Bits and pieces. Reviews and profiles. Time doesn't have a regular slot for comics, obviously, and they're not a top priority, so I write about them whenever I can—if there's a new League of Extraordinary Gentlemen coming out, and it's a slow news week, and the stars are aligned, sometimes I can get something in. The year Fun Home came out, I put it on the best books of the year list—in fact, I put it at number one. Because it was in fact the best book published that year. You take your shots where you can. I've pushed hard for coverage of webcomics, which are a special obsession of mine.

Have comics influenced your own writing?
Very much. Watchmen (and, just as much, Miracleman) changed everything for me. [Alan] Moore attacked and undermined everything that was sacred about the superhero story, and in the process he wrote the greatest superhero story that had ever been written. I never forgot that. A lot of those lessons show up in The Magicians: When you question the basic assumptions of a genre, you make that genre stronger, not weaker.

Also, I steal a lot from Dr. Strange.

Has Time asked you to write about comics, or was it your idea to cover them?
No one ever comes to me and says, “Stop the presses, we're missing the greatest comics story of the year!” Time is great. But it's not that kind of a place. When I'm writing about comics, it's because I pitched the story. And the pitch doesn't always go.

How do you think comics are covered in the general media? Do you find there’s less prejudice against them today compared to how it used to be?

Well, I think we're finally seeing the decline of the “guess-what-comics-can-be-literature” story, which got written twice a week for the last 10 years by the mainstream media. Places like the
New York Times Book Review take comics a lot more seriously, and give them more space, than they used to. But there's still a lot of room to move.

When did you start reading comics?
I can't remember a time when I didn't read comics. But right now I'm not as hardcore as I used to be. I don't always get them at the comics shop. I can wait for things to come out in bound volumes.

You’re already a well-respected novelist and journalist. Do you ever think you might write comics too?
That's the dream. So far it hasn't come to pass. I pitched a graphic-novel version of The Magicians to Vertigo. Personally, I think it would look amazing as a comic. But they were doing The Unwritten, and it was too similar, which even I have to admit, and I didn't have another killer idea to pitch them. But the dream is alive.

How have you picked the Top Ten Graphic Novels for Time?
You know a great comic when you see it.

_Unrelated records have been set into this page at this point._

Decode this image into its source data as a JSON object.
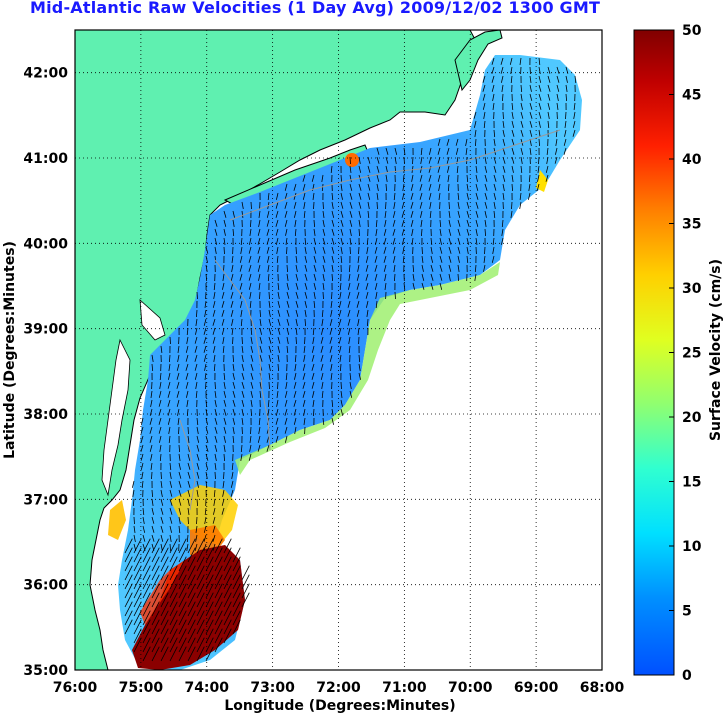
{
  "title": "Mid-Atlantic Raw Velocities (1 Day Avg) 2009/12/02 1300 GMT",
  "map": {
    "x_axis_label": "Longitude (Degrees:Minutes)",
    "y_axis_label": "Latitude (Degrees:Minutes)",
    "x_ticks": [
      "76:00",
      "75:00",
      "74:00",
      "73:00",
      "72:00",
      "71:00",
      "70:00",
      "69:00",
      "68:00"
    ],
    "y_ticks": [
      "42:00",
      "41:00",
      "40:00",
      "39:00",
      "38:00",
      "37:00",
      "36:00",
      "35:00"
    ],
    "lon_range": [
      -76,
      -68
    ],
    "lat_range": [
      35,
      42.5
    ],
    "land_color": "#5ff0b0",
    "grid": "dotted"
  },
  "colorbar": {
    "label": "Surface Velocity (cm/s)",
    "ticks": [
      "0",
      "5",
      "10",
      "15",
      "20",
      "25",
      "30",
      "35",
      "40",
      "45",
      "50"
    ],
    "range": [
      0,
      50
    ],
    "colormap": "jet"
  }
}
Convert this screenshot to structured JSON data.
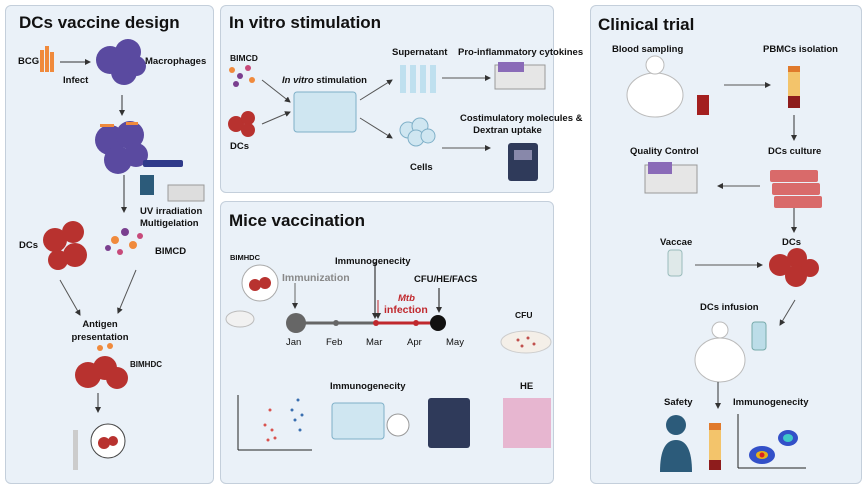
{
  "panels": {
    "design": {
      "title": "DCs vaccine design",
      "bcg": "BCG",
      "infect": "Infect",
      "macrophages": "Macrophages",
      "uv": "UV irradiation",
      "multigelation": "Multigelation",
      "dcs": "DCs",
      "bimcd": "BIMCD",
      "antigen": "Antigen",
      "presentation": "presentation",
      "bimhdc": "BIMHDC"
    },
    "invitro": {
      "title": "In vitro stimulation",
      "bimcd": "BIMCD",
      "dcs": "DCs",
      "stim_italic": "In vitro",
      "stim_rest": " stimulation",
      "supernatant": "Supernatant",
      "cytokines": "Pro-inflammatory cytokines",
      "cells": "Cells",
      "costim1": "Costimulatory molecules &",
      "costim2": "Dextran uptake"
    },
    "mice": {
      "title": "Mice vaccination",
      "bimhdc": "BIMHDC",
      "immunization": "Immunization",
      "immunogenecity_top": "Immunogenecity",
      "mtb": "Mtb",
      "infection": "infection",
      "cfu_he_facs": "CFU/HE/FACS",
      "months": [
        "Jan",
        "Feb",
        "Mar",
        "Apr",
        "May"
      ],
      "cfu": "CFU",
      "immunogenecity": "Immunogenecity",
      "he": "HE"
    },
    "clinical": {
      "title": "Clinical trial",
      "blood": "Blood sampling",
      "pbmcs": "PBMCs isolation",
      "qc": "Quality Control",
      "culture": "DCs culture",
      "vaccae": "Vaccae",
      "dcs": "DCs",
      "infusion": "DCs infusion",
      "safety": "Safety",
      "immunogenecity": "Immunogenecity"
    }
  },
  "colors": {
    "panel_bg": "#eaf1f8",
    "dc_red": "#b8322f",
    "macrophage": "#5a4aa0",
    "mtb_red": "#c0282d",
    "bcg_orange": "#f08a3c"
  }
}
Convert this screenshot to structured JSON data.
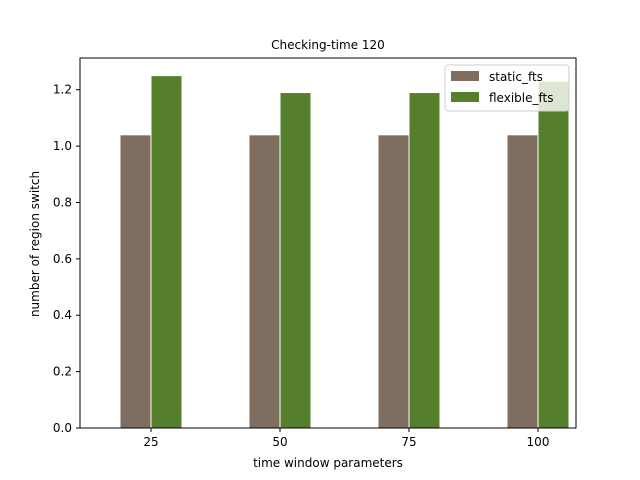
{
  "chart_data": {
    "type": "bar",
    "title": "Checking-time 120",
    "xlabel": "time window parameters",
    "ylabel": "number of region switch",
    "categories": [
      "25",
      "50",
      "75",
      "100"
    ],
    "series": [
      {
        "name": "static_fts",
        "color": "#7f6d5f",
        "values": [
          1.04,
          1.04,
          1.04,
          1.04
        ]
      },
      {
        "name": "flexible_fts",
        "color": "#557f2d",
        "values": [
          1.25,
          1.19,
          1.19,
          1.23
        ]
      }
    ],
    "ylim": [
      0,
      1.3125
    ],
    "yticks": [
      0.0,
      0.2,
      0.4,
      0.6,
      0.8,
      1.0,
      1.2
    ],
    "grid": false,
    "legend": "top-right"
  }
}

I try not to overthink it. There’s comics you enjoy, and they're good, and then there's comics that change you, and those are the great ones. But I haven't picked the top ten for the last couple of years. A while ago I reached out to Douglas Wolk to do some comics writing for us, and at this point I'd rather hear his picks than my picks.

Do you have any favorite comic books or comic book authors?
Alan Moore, obviously. Grant Morrison. I'm a Mark Millar guy. And I think Neil Gaiman does some of his best work in comics.

Do you read any manga?
Not a lot. Weirdly enough, my mom, who's English and in her 70s, finds manga for me. One year I came home for Thanksgiving, and she was wearing a big silver Gothic-letter L around her neck. It was from Death Note. True story. Since then, I follow her lead.

Do you have any recent favorites comics?
The last comic I read and loved was probably…I don't know if I should say it. You'll think less of me. It's the rebooted Justice League International. I've always been a sucker for B-list supergroups. Alpha FlightThe Defenders. And I'm a particular sucker for Booster Gold. I really think that's what superheroes would be like.